Mon cher journal, les journées ne m'ont jamais paru aussi longues. Cela fait une semaine que je n'ai pas écrit à l'intérieur de tes pages.
Je n'ai pas grand chose à dire mis à part cela : les journées ne m'ont jamais paru aussi longues.
Je lis et je joue du piano. Je n'arrive guère à me concentrer longtemps sur aucune de ces activités.
Je fais des visites.
Pleins de visites.
A ma tante Philipps. Chez les Lucas. Et, j'ai dû mal à suivre les conversations. Heureusement que Maman parle beaucoup et répond aux questions qu'on me pose.
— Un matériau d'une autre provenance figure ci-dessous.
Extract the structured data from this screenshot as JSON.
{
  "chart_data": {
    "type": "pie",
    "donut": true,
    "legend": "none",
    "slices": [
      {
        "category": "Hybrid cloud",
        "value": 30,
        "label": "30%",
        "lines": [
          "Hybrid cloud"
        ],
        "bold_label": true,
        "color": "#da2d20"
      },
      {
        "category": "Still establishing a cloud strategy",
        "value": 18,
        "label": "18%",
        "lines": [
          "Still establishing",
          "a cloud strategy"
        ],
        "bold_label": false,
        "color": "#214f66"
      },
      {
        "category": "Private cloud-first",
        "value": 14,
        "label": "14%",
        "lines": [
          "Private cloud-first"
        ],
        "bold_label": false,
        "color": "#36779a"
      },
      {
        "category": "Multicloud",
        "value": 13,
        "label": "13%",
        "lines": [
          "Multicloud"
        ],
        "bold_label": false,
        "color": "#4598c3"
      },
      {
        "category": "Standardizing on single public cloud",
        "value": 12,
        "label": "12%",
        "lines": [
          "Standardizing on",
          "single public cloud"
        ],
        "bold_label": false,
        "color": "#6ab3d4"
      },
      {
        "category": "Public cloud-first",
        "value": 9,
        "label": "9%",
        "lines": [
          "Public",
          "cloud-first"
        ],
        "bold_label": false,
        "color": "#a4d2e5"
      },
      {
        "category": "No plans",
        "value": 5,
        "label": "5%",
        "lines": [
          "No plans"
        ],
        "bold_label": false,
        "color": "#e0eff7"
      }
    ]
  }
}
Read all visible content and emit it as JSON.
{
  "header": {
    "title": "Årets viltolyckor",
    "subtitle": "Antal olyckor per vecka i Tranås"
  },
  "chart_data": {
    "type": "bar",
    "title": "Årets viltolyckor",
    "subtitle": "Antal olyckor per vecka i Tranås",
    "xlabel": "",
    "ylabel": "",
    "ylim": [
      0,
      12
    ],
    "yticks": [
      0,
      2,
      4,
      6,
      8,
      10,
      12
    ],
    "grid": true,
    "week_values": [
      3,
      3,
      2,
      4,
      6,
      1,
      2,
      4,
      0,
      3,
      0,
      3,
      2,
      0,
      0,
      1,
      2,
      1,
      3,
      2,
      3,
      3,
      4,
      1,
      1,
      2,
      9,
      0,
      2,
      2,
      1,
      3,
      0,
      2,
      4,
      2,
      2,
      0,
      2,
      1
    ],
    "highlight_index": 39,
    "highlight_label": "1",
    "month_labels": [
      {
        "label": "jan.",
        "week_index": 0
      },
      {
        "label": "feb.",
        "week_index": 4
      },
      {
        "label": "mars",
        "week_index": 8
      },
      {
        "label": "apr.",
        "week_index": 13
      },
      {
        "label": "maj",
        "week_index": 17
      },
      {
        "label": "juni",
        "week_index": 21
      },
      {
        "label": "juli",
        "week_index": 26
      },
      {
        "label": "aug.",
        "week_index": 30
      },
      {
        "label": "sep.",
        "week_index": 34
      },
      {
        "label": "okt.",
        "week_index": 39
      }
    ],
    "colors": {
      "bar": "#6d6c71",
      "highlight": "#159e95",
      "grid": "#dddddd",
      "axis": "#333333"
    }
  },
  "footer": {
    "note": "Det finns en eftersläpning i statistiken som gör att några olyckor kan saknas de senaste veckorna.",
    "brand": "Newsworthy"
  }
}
Je me promène chaque matin car je sais qu'il est bon pour la santé de marcher. Je me promène et je ne rencontre personne d'intéressant.
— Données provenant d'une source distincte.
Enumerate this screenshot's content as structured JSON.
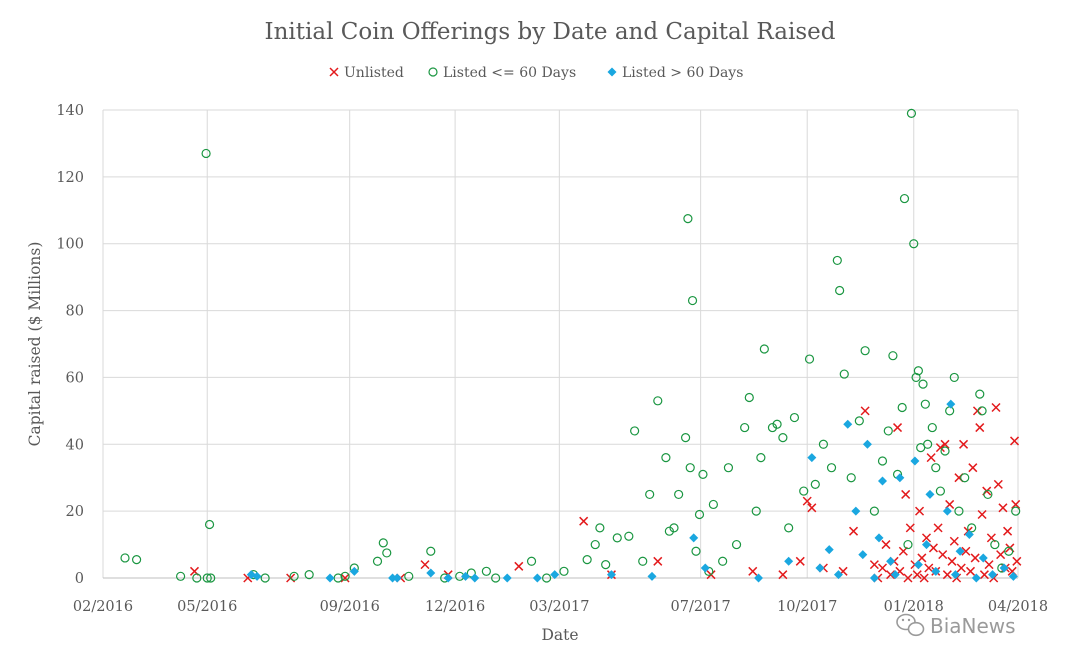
{
  "chart_data": {
    "type": "scatter",
    "title": "Initial Coin Offerings by Date and Capital Raised",
    "xlabel": "Date",
    "ylabel": "Capital raised ($ Millions)",
    "x_ticks": [
      "02/2016",
      "05/2016",
      "09/2016",
      "12/2016",
      "03/2017",
      "07/2017",
      "10/2017",
      "01/2018",
      "04/2018"
    ],
    "y_ticks": [
      "0",
      "20",
      "40",
      "60",
      "80",
      "100",
      "120",
      "140"
    ],
    "xlim": [
      "2016-02-01",
      "2018-04-01"
    ],
    "ylim": [
      0,
      140
    ],
    "grid": true,
    "legend_position": "top",
    "series": [
      {
        "name": "Unlisted",
        "marker": "x",
        "color": "#e31a1c",
        "points": [
          [
            "2016-04-20",
            2
          ],
          [
            "2016-06-05",
            0
          ],
          [
            "2016-07-12",
            0
          ],
          [
            "2016-08-28",
            0
          ],
          [
            "2016-10-15",
            0
          ],
          [
            "2016-11-05",
            4
          ],
          [
            "2016-11-25",
            1
          ],
          [
            "2017-01-25",
            3.5
          ],
          [
            "2017-03-22",
            17
          ],
          [
            "2017-04-15",
            1
          ],
          [
            "2017-05-25",
            5
          ],
          [
            "2017-07-10",
            1
          ],
          [
            "2017-08-15",
            2
          ],
          [
            "2017-09-10",
            1
          ],
          [
            "2017-09-25",
            5
          ],
          [
            "2017-10-01",
            23
          ],
          [
            "2017-10-05",
            21
          ],
          [
            "2017-10-15",
            3
          ],
          [
            "2017-11-01",
            2
          ],
          [
            "2017-11-10",
            14
          ],
          [
            "2017-11-20",
            50
          ],
          [
            "2017-11-28",
            4
          ],
          [
            "2017-12-01",
            0
          ],
          [
            "2017-12-05",
            3
          ],
          [
            "2017-12-08",
            10
          ],
          [
            "2017-12-12",
            1
          ],
          [
            "2017-12-15",
            5
          ],
          [
            "2017-12-18",
            45
          ],
          [
            "2017-12-20",
            2
          ],
          [
            "2017-12-23",
            8
          ],
          [
            "2017-12-25",
            25
          ],
          [
            "2017-12-27",
            0
          ],
          [
            "2017-12-29",
            15
          ],
          [
            "2018-01-02",
            4
          ],
          [
            "2018-01-04",
            1
          ],
          [
            "2018-01-06",
            20
          ],
          [
            "2018-01-08",
            6
          ],
          [
            "2018-01-10",
            0
          ],
          [
            "2018-01-12",
            12
          ],
          [
            "2018-01-14",
            3
          ],
          [
            "2018-01-16",
            36
          ],
          [
            "2018-01-18",
            9
          ],
          [
            "2018-01-20",
            2
          ],
          [
            "2018-01-22",
            15
          ],
          [
            "2018-01-24",
            39
          ],
          [
            "2018-01-26",
            7
          ],
          [
            "2018-01-28",
            40
          ],
          [
            "2018-01-30",
            1
          ],
          [
            "2018-02-01",
            22
          ],
          [
            "2018-02-03",
            5
          ],
          [
            "2018-02-05",
            11
          ],
          [
            "2018-02-07",
            0
          ],
          [
            "2018-02-09",
            30
          ],
          [
            "2018-02-11",
            3
          ],
          [
            "2018-02-13",
            40
          ],
          [
            "2018-02-15",
            8
          ],
          [
            "2018-02-17",
            14
          ],
          [
            "2018-02-19",
            2
          ],
          [
            "2018-02-21",
            33
          ],
          [
            "2018-02-23",
            6
          ],
          [
            "2018-02-25",
            50
          ],
          [
            "2018-02-27",
            45
          ],
          [
            "2018-03-01",
            19
          ],
          [
            "2018-03-03",
            1
          ],
          [
            "2018-03-05",
            26
          ],
          [
            "2018-03-07",
            4
          ],
          [
            "2018-03-09",
            12
          ],
          [
            "2018-03-11",
            0
          ],
          [
            "2018-03-13",
            51
          ],
          [
            "2018-03-15",
            28
          ],
          [
            "2018-03-17",
            7
          ],
          [
            "2018-03-19",
            21
          ],
          [
            "2018-03-21",
            3
          ],
          [
            "2018-03-23",
            14
          ],
          [
            "2018-03-25",
            9
          ],
          [
            "2018-03-27",
            2
          ],
          [
            "2018-03-29",
            41
          ],
          [
            "2018-03-30",
            22
          ],
          [
            "2018-03-31",
            5
          ]
        ]
      },
      {
        "name": "Listed <= 60 Days",
        "marker": "circle-open",
        "color": "#1a9641",
        "points": [
          [
            "2016-02-20",
            6
          ],
          [
            "2016-03-01",
            5.5
          ],
          [
            "2016-04-08",
            0.5
          ],
          [
            "2016-04-22",
            0
          ],
          [
            "2016-04-30",
            127
          ],
          [
            "2016-05-01",
            0
          ],
          [
            "2016-05-03",
            16
          ],
          [
            "2016-05-04",
            0
          ],
          [
            "2016-06-10",
            1
          ],
          [
            "2016-06-20",
            0
          ],
          [
            "2016-07-15",
            0.5
          ],
          [
            "2016-07-28",
            1
          ],
          [
            "2016-08-22",
            0
          ],
          [
            "2016-08-28",
            0.5
          ],
          [
            "2016-09-05",
            3
          ],
          [
            "2016-09-25",
            5
          ],
          [
            "2016-09-30",
            10.5
          ],
          [
            "2016-10-03",
            7.5
          ],
          [
            "2016-10-22",
            0.5
          ],
          [
            "2016-11-10",
            8
          ],
          [
            "2016-11-22",
            0
          ],
          [
            "2016-12-05",
            0.5
          ],
          [
            "2016-12-15",
            1.5
          ],
          [
            "2016-12-28",
            2
          ],
          [
            "2017-01-05",
            0
          ],
          [
            "2017-02-05",
            5
          ],
          [
            "2017-02-18",
            0
          ],
          [
            "2017-03-05",
            2
          ],
          [
            "2017-03-25",
            5.5
          ],
          [
            "2017-04-01",
            10
          ],
          [
            "2017-04-05",
            15
          ],
          [
            "2017-04-10",
            4
          ],
          [
            "2017-04-20",
            12
          ],
          [
            "2017-04-30",
            12.5
          ],
          [
            "2017-05-05",
            44
          ],
          [
            "2017-05-12",
            5
          ],
          [
            "2017-05-18",
            25
          ],
          [
            "2017-05-25",
            53
          ],
          [
            "2017-06-01",
            36
          ],
          [
            "2017-06-04",
            14
          ],
          [
            "2017-06-08",
            15
          ],
          [
            "2017-06-12",
            25
          ],
          [
            "2017-06-18",
            42
          ],
          [
            "2017-06-20",
            107.5
          ],
          [
            "2017-06-22",
            33
          ],
          [
            "2017-06-24",
            83
          ],
          [
            "2017-06-27",
            8
          ],
          [
            "2017-06-30",
            19
          ],
          [
            "2017-07-03",
            31
          ],
          [
            "2017-07-08",
            2
          ],
          [
            "2017-07-12",
            22
          ],
          [
            "2017-07-20",
            5
          ],
          [
            "2017-07-25",
            33
          ],
          [
            "2017-08-01",
            10
          ],
          [
            "2017-08-08",
            45
          ],
          [
            "2017-08-12",
            54
          ],
          [
            "2017-08-18",
            20
          ],
          [
            "2017-08-22",
            36
          ],
          [
            "2017-08-25",
            68.5
          ],
          [
            "2017-09-01",
            45
          ],
          [
            "2017-09-05",
            46
          ],
          [
            "2017-09-10",
            42
          ],
          [
            "2017-09-15",
            15
          ],
          [
            "2017-09-20",
            48
          ],
          [
            "2017-09-28",
            26
          ],
          [
            "2017-10-03",
            65.5
          ],
          [
            "2017-10-08",
            28
          ],
          [
            "2017-10-15",
            40
          ],
          [
            "2017-10-22",
            33
          ],
          [
            "2017-10-27",
            95
          ],
          [
            "2017-10-29",
            86
          ],
          [
            "2017-11-02",
            61
          ],
          [
            "2017-11-08",
            30
          ],
          [
            "2017-11-15",
            47
          ],
          [
            "2017-11-20",
            68
          ],
          [
            "2017-11-28",
            20
          ],
          [
            "2017-12-05",
            35
          ],
          [
            "2017-12-10",
            44
          ],
          [
            "2017-12-14",
            66.5
          ],
          [
            "2017-12-18",
            31
          ],
          [
            "2017-12-22",
            51
          ],
          [
            "2017-12-24",
            113.5
          ],
          [
            "2017-12-27",
            10
          ],
          [
            "2017-12-30",
            139
          ],
          [
            "2018-01-01",
            100
          ],
          [
            "2018-01-03",
            60
          ],
          [
            "2018-01-05",
            62
          ],
          [
            "2018-01-07",
            39
          ],
          [
            "2018-01-09",
            58
          ],
          [
            "2018-01-11",
            52
          ],
          [
            "2018-01-13",
            40
          ],
          [
            "2018-01-17",
            45
          ],
          [
            "2018-01-20",
            33
          ],
          [
            "2018-01-24",
            26
          ],
          [
            "2018-01-28",
            38
          ],
          [
            "2018-02-01",
            50
          ],
          [
            "2018-02-05",
            60
          ],
          [
            "2018-02-09",
            20
          ],
          [
            "2018-02-14",
            30
          ],
          [
            "2018-02-20",
            15
          ],
          [
            "2018-02-27",
            55
          ],
          [
            "2018-03-01",
            50
          ],
          [
            "2018-03-06",
            25
          ],
          [
            "2018-03-12",
            10
          ],
          [
            "2018-03-18",
            3
          ],
          [
            "2018-03-24",
            8
          ],
          [
            "2018-03-30",
            20
          ]
        ]
      },
      {
        "name": "Listed > 60 Days",
        "marker": "diamond",
        "color": "#1aa7e0",
        "points": [
          [
            "2016-06-08",
            1
          ],
          [
            "2016-06-13",
            0.5
          ],
          [
            "2016-08-15",
            0
          ],
          [
            "2016-09-05",
            2
          ],
          [
            "2016-10-08",
            0
          ],
          [
            "2016-10-12",
            0
          ],
          [
            "2016-11-10",
            1.5
          ],
          [
            "2016-11-25",
            0
          ],
          [
            "2016-12-10",
            0.5
          ],
          [
            "2016-12-18",
            0
          ],
          [
            "2017-01-15",
            0
          ],
          [
            "2017-02-10",
            0
          ],
          [
            "2017-02-25",
            1
          ],
          [
            "2017-04-15",
            1
          ],
          [
            "2017-05-20",
            0.5
          ],
          [
            "2017-06-25",
            12
          ],
          [
            "2017-07-05",
            3
          ],
          [
            "2017-08-20",
            0
          ],
          [
            "2017-09-15",
            5
          ],
          [
            "2017-10-05",
            36
          ],
          [
            "2017-10-12",
            3
          ],
          [
            "2017-10-20",
            8.5
          ],
          [
            "2017-10-28",
            1
          ],
          [
            "2017-11-05",
            46
          ],
          [
            "2017-11-12",
            20
          ],
          [
            "2017-11-18",
            7
          ],
          [
            "2017-11-22",
            40
          ],
          [
            "2017-11-28",
            0
          ],
          [
            "2017-12-02",
            12
          ],
          [
            "2017-12-05",
            29
          ],
          [
            "2017-12-12",
            5
          ],
          [
            "2017-12-16",
            1
          ],
          [
            "2017-12-20",
            30
          ],
          [
            "2018-01-02",
            35
          ],
          [
            "2018-01-05",
            4
          ],
          [
            "2018-01-12",
            10
          ],
          [
            "2018-01-15",
            25
          ],
          [
            "2018-01-20",
            2
          ],
          [
            "2018-01-30",
            20
          ],
          [
            "2018-02-02",
            52
          ],
          [
            "2018-02-06",
            1
          ],
          [
            "2018-02-10",
            8
          ],
          [
            "2018-02-18",
            13
          ],
          [
            "2018-02-24",
            0
          ],
          [
            "2018-03-02",
            6
          ],
          [
            "2018-03-10",
            1
          ],
          [
            "2018-03-20",
            3
          ],
          [
            "2018-03-28",
            0.5
          ]
        ]
      }
    ]
  },
  "watermark": "BiaNews"
}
Pour l'instant, il n'y pas d'autres bals en vue (qui aurait crû que j'attendrais que des bals se préparent, moi qui voyais cela, comme une corvée d'y aller ?).
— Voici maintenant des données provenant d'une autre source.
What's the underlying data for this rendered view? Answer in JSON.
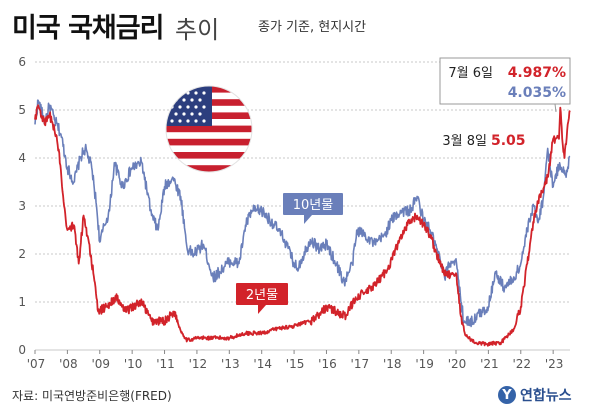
{
  "header": {
    "title": "미국 국채금리",
    "subtitle": "추이",
    "basis": "종가 기준, 현지시간"
  },
  "footer": {
    "source": "자료: 미국연방준비은행(FRED)",
    "logo_text": "연합뉴스"
  },
  "annotations": {
    "latest_date": "7월 6일",
    "latest_2y": "4.987%",
    "latest_10y": "4.035%",
    "mar_date": "3월 8일",
    "mar_2y": "5.05",
    "label_10y": "10년물",
    "label_2y": "2년물"
  },
  "colors": {
    "ten_year": "#6a7fba",
    "two_year": "#d2232a",
    "grid": "#c8c8c8",
    "axis_text": "#555555"
  },
  "icons": {
    "flag": "us-flag-icon"
  },
  "chart_data": {
    "type": "line",
    "xlabel": "",
    "ylabel": "",
    "ylim": [
      0,
      6
    ],
    "y_ticks": [
      0,
      1,
      2,
      3,
      4,
      5,
      6
    ],
    "x_tick_labels": [
      "'07",
      "'08",
      "'09",
      "'10",
      "'11",
      "'12",
      "'13",
      "'14",
      "'15",
      "'16",
      "'17",
      "'18",
      "'19",
      "'20",
      "'21",
      "'22",
      "'23"
    ],
    "x_tick_values": [
      2007,
      2008,
      2009,
      2010,
      2011,
      2012,
      2013,
      2014,
      2015,
      2016,
      2017,
      2018,
      2019,
      2020,
      2021,
      2022,
      2023
    ],
    "xlim": [
      2007.0,
      2023.52
    ],
    "grid": true,
    "series": [
      {
        "name": "10년물",
        "color": "#6a7fba",
        "x": [
          2007.0,
          2007.1,
          2007.3,
          2007.45,
          2007.6,
          2007.8,
          2008.0,
          2008.2,
          2008.4,
          2008.55,
          2008.75,
          2008.9,
          2009.0,
          2009.15,
          2009.3,
          2009.45,
          2009.7,
          2010.0,
          2010.3,
          2010.6,
          2010.8,
          2011.0,
          2011.25,
          2011.5,
          2011.7,
          2011.9,
          2012.2,
          2012.5,
          2012.8,
          2013.0,
          2013.3,
          2013.5,
          2013.7,
          2014.0,
          2014.4,
          2014.7,
          2015.0,
          2015.1,
          2015.5,
          2015.8,
          2016.0,
          2016.3,
          2016.55,
          2016.8,
          2016.95,
          2017.2,
          2017.5,
          2017.8,
          2018.0,
          2018.3,
          2018.6,
          2018.8,
          2019.0,
          2019.2,
          2019.45,
          2019.65,
          2019.8,
          2020.0,
          2020.15,
          2020.25,
          2020.5,
          2020.8,
          2021.0,
          2021.2,
          2021.5,
          2021.8,
          2022.0,
          2022.2,
          2022.4,
          2022.55,
          2022.7,
          2022.83,
          2023.0,
          2023.2,
          2023.4,
          2023.52
        ],
        "values": [
          4.7,
          5.2,
          4.75,
          5.1,
          4.8,
          4.5,
          3.8,
          3.5,
          4.0,
          4.2,
          3.8,
          3.0,
          2.25,
          2.6,
          2.9,
          3.9,
          3.4,
          3.8,
          3.9,
          2.8,
          2.5,
          3.4,
          3.6,
          3.2,
          2.1,
          2.0,
          2.2,
          1.5,
          1.7,
          1.85,
          1.8,
          2.6,
          2.9,
          2.9,
          2.6,
          2.3,
          1.8,
          1.7,
          2.3,
          2.1,
          2.2,
          1.8,
          1.4,
          1.8,
          2.5,
          2.4,
          2.2,
          2.4,
          2.7,
          2.9,
          2.9,
          3.2,
          2.7,
          2.5,
          2.0,
          1.5,
          1.8,
          1.9,
          1.0,
          0.6,
          0.6,
          0.8,
          0.9,
          1.6,
          1.3,
          1.5,
          1.8,
          2.5,
          3.0,
          2.7,
          3.2,
          4.2,
          3.4,
          3.9,
          3.6,
          4.035
        ]
      },
      {
        "name": "2년물",
        "color": "#d2232a",
        "x": [
          2007.0,
          2007.1,
          2007.3,
          2007.45,
          2007.6,
          2007.75,
          2007.9,
          2008.0,
          2008.2,
          2008.35,
          2008.5,
          2008.65,
          2008.8,
          2008.95,
          2009.2,
          2009.5,
          2009.8,
          2010.0,
          2010.3,
          2010.6,
          2011.0,
          2011.3,
          2011.5,
          2011.7,
          2012.0,
          2012.5,
          2013.0,
          2013.5,
          2013.8,
          2014.0,
          2014.5,
          2015.0,
          2015.5,
          2015.8,
          2016.0,
          2016.3,
          2016.6,
          2016.9,
          2017.2,
          2017.5,
          2017.9,
          2018.2,
          2018.5,
          2018.8,
          2019.0,
          2019.2,
          2019.5,
          2019.7,
          2019.9,
          2020.0,
          2020.15,
          2020.3,
          2020.6,
          2021.0,
          2021.4,
          2021.8,
          2022.0,
          2022.2,
          2022.45,
          2022.6,
          2022.83,
          2023.0,
          2023.18,
          2023.22,
          2023.28,
          2023.35,
          2023.45,
          2023.52
        ],
        "values": [
          4.8,
          5.1,
          4.7,
          4.9,
          4.6,
          4.1,
          3.0,
          2.5,
          2.6,
          1.8,
          2.8,
          2.3,
          1.6,
          0.8,
          0.9,
          1.1,
          0.8,
          0.9,
          1.0,
          0.6,
          0.6,
          0.8,
          0.4,
          0.2,
          0.25,
          0.25,
          0.25,
          0.35,
          0.35,
          0.35,
          0.45,
          0.5,
          0.6,
          0.75,
          0.9,
          0.8,
          0.7,
          1.1,
          1.2,
          1.35,
          1.7,
          2.2,
          2.6,
          2.8,
          2.6,
          2.4,
          1.8,
          1.55,
          1.6,
          1.6,
          0.7,
          0.3,
          0.15,
          0.12,
          0.16,
          0.45,
          0.9,
          1.8,
          2.9,
          3.2,
          3.6,
          4.4,
          4.4,
          5.05,
          4.4,
          4.0,
          4.7,
          4.987
        ]
      }
    ]
  }
}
J'ai très peu vu Edward Lucas, ces derniers temps. Il est rarement chez lui lorsque j'y vais. Et, je ne le vois jamais seule. Comment nouer une relation durable lorsque nous ne sommes jamais seuls.
J'aimerais que Papa l'invite à chasser comme il le faisait pour Mr Bingley.
J'aimerais que Maman l'invite à dîner comme elle le faisait pour Mr Bingley.
Je t'avoue, cher journal, que j'ai l'impression d'être la seule personne de la famille à me dire qu'Edward Lucas pourrait tomber amoureux de moi.
Peut-être que je me suis fait des illusions. Peut-être que Edward est simplement quelqu'un de gentil.
Peut-être que je devrais arrêter de penser à lui mais comment faire pour arrêter de penser à lui ?
Je lis des livres de conseils mais aucun n'a de conseil pour cela.
J'arrête de t'écrire, mon cher journal. Maman m'appelle.
Je peux reprendre la plume.
Nous sommes allées jusqu'à Meryton. Chez ma Tante Philipps. Mon oncle était présent et avec lui son nouveau clerc.
Figure-toi, mon cher journal, que bien que nous ayons été présentés, il m'a été impossible de me souvenir de son nom.
Quel manque de politesse de ma part ! J'ignore où j'avais la tête ces derniers temps. Pendant toute la visite, j'ai été au supplice.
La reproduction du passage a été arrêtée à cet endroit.